Assim, o Cristo rejeitado veio a ser a principal pedra da construção”.31
Historicamente, os
construtores que rejeitaram a pedra angular (“cabeça de esquina”, no grego),
que representa Cristo, são o povo de Israel e os líderes religiosos. No
entanto, Pedro aqui estende e aplica a figura dos construtores aos descrentes
de todos os tempos – aqueles que não creram, não creem e nunca irão crer em
Jesus.
3. A consequência da rejeição
Dando continuidade ao tema da
pedra que os construtores descrentes rejeitaram, Pedro, agora, salienta as
consequências dessa rejeição deliberada, citando de forma paralela Isaías
8.14-15 e 28.16 no versículo 8. O apóstolo ilustra que os descrentes tropeçam
na pedra de tropeço (Rm 9.33).
A expressão pedra de tropeço é a pedra que se
interpõe no caminho de um viajante na qual ele tropeça. A rocha de ofensa, por
sua vez, são as pedras que se desprendem nas montanhas e caem sobre os
viajantes na estrada. No contexto de Isaías 8, o próprio Deus é a pedra.
Contudo, Pedro aplica a imagem da pedra a Jesus. “A figura é que Cristo está no
caminho de todos. Para uns, torna-se bênção preciosa; para outros, tropeço do
qual não mais conseguirão refazer-se. Aquele que poderia ser o Salvador
torna-se, assim, o condenador”.32 Jesus é tanto a pedra que vive e
dá vida aos crentes quanto a pedra que esmaga os descrentes.
A expressão são estes que tropeçam na palavra,
refere-se não apenas aos judeus descrentes do tempo de Pedro que rejeitaram a
pregação de Jesus, dos apóstolos e de missionários (1.24-25), mas abarca os descrentes
de todos os tempos.

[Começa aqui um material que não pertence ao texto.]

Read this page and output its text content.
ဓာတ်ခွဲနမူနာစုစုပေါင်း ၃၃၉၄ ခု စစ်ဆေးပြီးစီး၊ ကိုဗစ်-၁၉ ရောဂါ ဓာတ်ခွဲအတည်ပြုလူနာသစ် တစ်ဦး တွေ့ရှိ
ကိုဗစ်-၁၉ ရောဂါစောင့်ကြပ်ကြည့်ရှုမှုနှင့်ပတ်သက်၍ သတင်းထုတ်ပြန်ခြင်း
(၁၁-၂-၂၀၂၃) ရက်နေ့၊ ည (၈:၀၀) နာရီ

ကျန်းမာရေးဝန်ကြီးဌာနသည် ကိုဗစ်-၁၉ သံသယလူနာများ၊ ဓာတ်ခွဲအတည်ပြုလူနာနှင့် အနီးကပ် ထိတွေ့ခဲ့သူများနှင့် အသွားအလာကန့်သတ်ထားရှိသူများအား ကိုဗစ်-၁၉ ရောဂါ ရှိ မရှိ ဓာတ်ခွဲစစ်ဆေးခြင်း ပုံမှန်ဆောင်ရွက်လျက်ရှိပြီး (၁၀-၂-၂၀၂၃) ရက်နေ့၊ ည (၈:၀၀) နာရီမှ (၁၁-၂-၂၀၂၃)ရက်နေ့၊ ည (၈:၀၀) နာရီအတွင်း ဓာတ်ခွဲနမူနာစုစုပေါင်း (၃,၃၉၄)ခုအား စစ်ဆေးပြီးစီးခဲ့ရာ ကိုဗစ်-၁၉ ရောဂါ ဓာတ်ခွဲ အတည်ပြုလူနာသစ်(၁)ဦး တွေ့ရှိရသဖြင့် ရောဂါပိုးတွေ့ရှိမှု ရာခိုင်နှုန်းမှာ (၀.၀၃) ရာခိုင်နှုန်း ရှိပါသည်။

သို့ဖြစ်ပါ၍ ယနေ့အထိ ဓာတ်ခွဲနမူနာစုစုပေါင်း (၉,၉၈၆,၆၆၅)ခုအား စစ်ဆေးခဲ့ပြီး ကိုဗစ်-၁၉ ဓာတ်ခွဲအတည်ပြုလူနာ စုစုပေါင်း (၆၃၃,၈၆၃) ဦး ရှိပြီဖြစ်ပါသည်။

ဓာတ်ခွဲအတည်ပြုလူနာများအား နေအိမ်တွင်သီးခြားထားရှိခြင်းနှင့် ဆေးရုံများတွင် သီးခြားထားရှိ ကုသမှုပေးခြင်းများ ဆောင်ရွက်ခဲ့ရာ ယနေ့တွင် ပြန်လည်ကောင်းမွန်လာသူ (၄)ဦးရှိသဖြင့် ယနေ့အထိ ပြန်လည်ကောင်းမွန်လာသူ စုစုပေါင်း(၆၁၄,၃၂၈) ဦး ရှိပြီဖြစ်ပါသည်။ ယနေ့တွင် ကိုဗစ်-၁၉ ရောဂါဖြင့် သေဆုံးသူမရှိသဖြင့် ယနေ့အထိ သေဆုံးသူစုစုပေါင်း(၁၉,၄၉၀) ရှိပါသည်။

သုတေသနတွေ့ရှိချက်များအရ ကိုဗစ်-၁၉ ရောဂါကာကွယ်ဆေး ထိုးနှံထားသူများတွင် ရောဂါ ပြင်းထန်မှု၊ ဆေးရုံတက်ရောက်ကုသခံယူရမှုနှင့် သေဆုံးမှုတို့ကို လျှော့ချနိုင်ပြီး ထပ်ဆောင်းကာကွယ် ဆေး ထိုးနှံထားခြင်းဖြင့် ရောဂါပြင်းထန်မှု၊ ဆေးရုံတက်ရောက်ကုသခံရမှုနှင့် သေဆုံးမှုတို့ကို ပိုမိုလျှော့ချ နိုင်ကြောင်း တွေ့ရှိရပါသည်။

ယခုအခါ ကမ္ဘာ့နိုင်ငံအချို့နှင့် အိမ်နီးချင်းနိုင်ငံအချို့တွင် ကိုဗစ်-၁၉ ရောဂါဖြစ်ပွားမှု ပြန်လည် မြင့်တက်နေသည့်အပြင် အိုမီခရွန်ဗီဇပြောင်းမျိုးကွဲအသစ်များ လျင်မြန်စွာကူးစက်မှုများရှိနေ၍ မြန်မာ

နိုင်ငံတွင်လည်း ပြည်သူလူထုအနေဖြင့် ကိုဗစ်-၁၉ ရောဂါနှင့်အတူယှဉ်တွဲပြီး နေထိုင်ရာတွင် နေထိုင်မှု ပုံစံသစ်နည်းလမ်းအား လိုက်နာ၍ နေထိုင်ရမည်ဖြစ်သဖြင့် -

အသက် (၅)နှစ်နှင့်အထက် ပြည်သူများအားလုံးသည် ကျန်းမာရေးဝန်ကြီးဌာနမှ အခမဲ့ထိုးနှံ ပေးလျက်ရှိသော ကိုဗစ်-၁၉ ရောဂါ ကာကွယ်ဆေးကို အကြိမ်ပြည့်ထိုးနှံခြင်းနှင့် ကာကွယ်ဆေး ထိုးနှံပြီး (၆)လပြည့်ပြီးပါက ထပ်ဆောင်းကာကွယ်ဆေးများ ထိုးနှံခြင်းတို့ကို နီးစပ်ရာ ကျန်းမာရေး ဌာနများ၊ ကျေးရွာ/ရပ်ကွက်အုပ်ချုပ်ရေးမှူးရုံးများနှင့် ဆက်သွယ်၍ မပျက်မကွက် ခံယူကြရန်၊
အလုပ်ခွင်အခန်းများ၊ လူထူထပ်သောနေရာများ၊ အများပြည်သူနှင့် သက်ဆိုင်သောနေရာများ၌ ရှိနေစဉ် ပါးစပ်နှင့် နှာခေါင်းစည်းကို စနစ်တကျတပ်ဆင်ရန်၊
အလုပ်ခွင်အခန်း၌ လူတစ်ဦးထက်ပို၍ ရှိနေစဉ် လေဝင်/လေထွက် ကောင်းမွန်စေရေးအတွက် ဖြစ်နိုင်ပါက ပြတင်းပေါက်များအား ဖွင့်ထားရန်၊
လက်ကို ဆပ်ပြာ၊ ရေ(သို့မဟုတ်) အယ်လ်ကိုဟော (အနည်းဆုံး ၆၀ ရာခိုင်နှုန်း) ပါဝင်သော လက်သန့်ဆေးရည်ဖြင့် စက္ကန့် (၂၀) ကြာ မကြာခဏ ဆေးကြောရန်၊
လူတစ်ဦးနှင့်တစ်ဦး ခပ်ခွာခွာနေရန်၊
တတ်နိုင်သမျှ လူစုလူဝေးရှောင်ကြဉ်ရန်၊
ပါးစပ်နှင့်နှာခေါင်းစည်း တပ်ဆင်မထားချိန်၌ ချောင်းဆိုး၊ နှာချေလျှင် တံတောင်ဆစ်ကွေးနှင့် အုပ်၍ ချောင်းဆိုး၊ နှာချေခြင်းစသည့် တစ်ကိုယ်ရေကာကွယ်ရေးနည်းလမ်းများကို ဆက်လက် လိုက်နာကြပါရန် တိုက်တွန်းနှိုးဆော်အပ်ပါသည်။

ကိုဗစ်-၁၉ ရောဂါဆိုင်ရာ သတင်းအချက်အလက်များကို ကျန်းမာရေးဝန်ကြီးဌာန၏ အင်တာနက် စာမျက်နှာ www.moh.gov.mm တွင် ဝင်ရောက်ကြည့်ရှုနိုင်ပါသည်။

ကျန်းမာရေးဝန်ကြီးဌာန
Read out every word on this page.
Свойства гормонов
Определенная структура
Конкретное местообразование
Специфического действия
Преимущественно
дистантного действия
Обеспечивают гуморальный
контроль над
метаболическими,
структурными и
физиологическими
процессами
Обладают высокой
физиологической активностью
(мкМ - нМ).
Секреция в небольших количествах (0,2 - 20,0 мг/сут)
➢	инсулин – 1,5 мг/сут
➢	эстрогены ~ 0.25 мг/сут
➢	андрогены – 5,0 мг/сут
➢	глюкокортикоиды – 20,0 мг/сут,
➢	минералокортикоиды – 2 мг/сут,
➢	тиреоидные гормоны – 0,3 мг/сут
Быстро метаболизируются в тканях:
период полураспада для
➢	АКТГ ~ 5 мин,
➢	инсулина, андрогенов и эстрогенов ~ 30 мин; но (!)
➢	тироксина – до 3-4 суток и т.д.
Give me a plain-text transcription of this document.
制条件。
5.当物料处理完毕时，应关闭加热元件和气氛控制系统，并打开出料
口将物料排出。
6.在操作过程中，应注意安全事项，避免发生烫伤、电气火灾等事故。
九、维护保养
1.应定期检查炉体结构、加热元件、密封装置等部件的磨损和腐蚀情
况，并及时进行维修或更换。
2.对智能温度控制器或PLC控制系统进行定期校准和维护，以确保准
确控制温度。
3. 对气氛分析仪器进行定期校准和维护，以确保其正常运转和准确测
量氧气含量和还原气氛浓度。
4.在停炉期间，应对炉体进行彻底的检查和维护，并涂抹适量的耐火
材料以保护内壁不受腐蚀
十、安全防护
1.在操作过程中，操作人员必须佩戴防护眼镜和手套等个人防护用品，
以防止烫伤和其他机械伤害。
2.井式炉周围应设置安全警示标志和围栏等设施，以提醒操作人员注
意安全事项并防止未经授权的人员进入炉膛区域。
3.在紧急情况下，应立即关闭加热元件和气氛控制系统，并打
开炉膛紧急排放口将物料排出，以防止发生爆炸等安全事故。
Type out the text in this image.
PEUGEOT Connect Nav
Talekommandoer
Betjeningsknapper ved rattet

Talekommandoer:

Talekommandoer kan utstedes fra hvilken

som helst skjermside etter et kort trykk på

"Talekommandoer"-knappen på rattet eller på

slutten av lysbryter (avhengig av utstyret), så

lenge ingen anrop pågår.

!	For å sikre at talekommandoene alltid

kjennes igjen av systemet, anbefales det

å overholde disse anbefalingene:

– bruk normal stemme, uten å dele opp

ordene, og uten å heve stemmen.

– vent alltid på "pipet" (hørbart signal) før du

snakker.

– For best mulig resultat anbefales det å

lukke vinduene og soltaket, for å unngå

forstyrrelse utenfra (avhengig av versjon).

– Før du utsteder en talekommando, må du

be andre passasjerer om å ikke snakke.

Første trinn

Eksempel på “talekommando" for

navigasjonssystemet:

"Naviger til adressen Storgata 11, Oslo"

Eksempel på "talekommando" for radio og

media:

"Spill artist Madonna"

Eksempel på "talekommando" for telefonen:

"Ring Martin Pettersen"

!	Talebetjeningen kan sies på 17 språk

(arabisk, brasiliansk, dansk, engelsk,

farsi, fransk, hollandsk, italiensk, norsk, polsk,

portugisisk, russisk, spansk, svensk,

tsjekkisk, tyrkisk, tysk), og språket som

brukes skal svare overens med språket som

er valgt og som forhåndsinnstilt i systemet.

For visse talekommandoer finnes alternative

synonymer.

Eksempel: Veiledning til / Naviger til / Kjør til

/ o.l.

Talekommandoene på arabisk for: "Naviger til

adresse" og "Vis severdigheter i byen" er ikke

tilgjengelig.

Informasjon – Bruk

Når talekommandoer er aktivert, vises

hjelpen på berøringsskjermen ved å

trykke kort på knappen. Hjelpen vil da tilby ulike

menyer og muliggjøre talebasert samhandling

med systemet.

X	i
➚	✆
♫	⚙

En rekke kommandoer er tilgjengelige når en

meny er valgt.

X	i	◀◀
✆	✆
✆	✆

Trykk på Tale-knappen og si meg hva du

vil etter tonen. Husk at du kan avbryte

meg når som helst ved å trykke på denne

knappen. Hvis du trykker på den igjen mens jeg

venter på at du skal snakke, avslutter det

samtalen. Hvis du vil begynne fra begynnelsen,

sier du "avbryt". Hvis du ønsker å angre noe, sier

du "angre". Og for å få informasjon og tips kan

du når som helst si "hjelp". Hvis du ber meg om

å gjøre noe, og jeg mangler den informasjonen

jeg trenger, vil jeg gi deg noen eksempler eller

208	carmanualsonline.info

Com efeito, a causa do tropeço é a incredulidade na Palavra
de Deus, que resulta em desobediência (3.1). Portanto, os desobedientes que
tropeçam na palavra são aqueles que se recusam a crer no evangelho (4.17).
Prosseguindo o tema, Pedro
assevera que os desobedientes foram colocados nesta posição de incredulidade
com a expressão para o que também foram
postos 33 ou destinados,
conforme traduziram a NVI, Almeida Século 21, ARC e BJ. Ele deixa latente que
Deus predestinou tanto a desobediência quanto a condenação eterna dos
descrentes como produto da incredulidade 34 (veja Rm 9.9-16; 21-24).
Na eternidade, Deus escolheu
salvar algumas pessoas através de Cristo e rejeitar outras. Os escolhidos são
chamados de eleitos, os não escolhidos de rejeitados. Por conseguinte, Deus
criou os céus e a terra, e decretou que todos cairiam em pecado através de Adão,
o representante federal da humanidade. Quando ele pecou, tanto os eleitos
quanto os rejeitados pecaram. Todos pecaram (Rm 3.23)! Destarte, os rejeitados
encontram-se na posição que fora decretada, isto é, reservados para a
condenação eterna. Os eleitos, por sua vez, aguardam a aplicação da obra
redentora em suas vidas no momento estabelecido por Deus e a conclusão da
salvação pelo regresso de Cristo. A base da rejeição, portanto, não
reside no pecado, mas na absoluta escolha soberana de Deus. A rejeição é o
decreto de Deus desde a eternidade baseado exclusivamente em sua vontade (Sl
115.3).
Todavia, é importante observar
que a eleição é individual, não coletiva (Rm 9.9-11). Deus elege pessoas que
compõe a igreja para a salvação (Ef 1.4-14). Da mesma forma, a rejeição também
é individual, não coletiva (Rm 9.13). Deus condena as pessoas que compõe o
grupo de desobedientes. A eleição e a rejeição também não dependem de quem crê
ou não crê, mas exclusivamente da soberania de Deus na escolha dos eleitos (Jo 6.44; 1Ts 5.9) e dos descrentes rejeitados (Jo 10.26; 1Ts
5.9). Conforme disse Lutero: “A fé e a incredulidade chegam até nós não pela
nossa própria obra, mas através do amor e [ou] do ódio de Deus”.35 A
rejeição de Deus não é uma atitude injusta; pelo contrário, é o justo decreto
divino de manifestar a sua ira sobre aqueles que o rejeitam e vivem
deliberadamente em pecado por escolha própria (Rm 1.21-32; 9.22). Deus é bom e
justo, e tudo o que ele faz é bom e justo (Sl 119.68a; 145.9; 7.11a).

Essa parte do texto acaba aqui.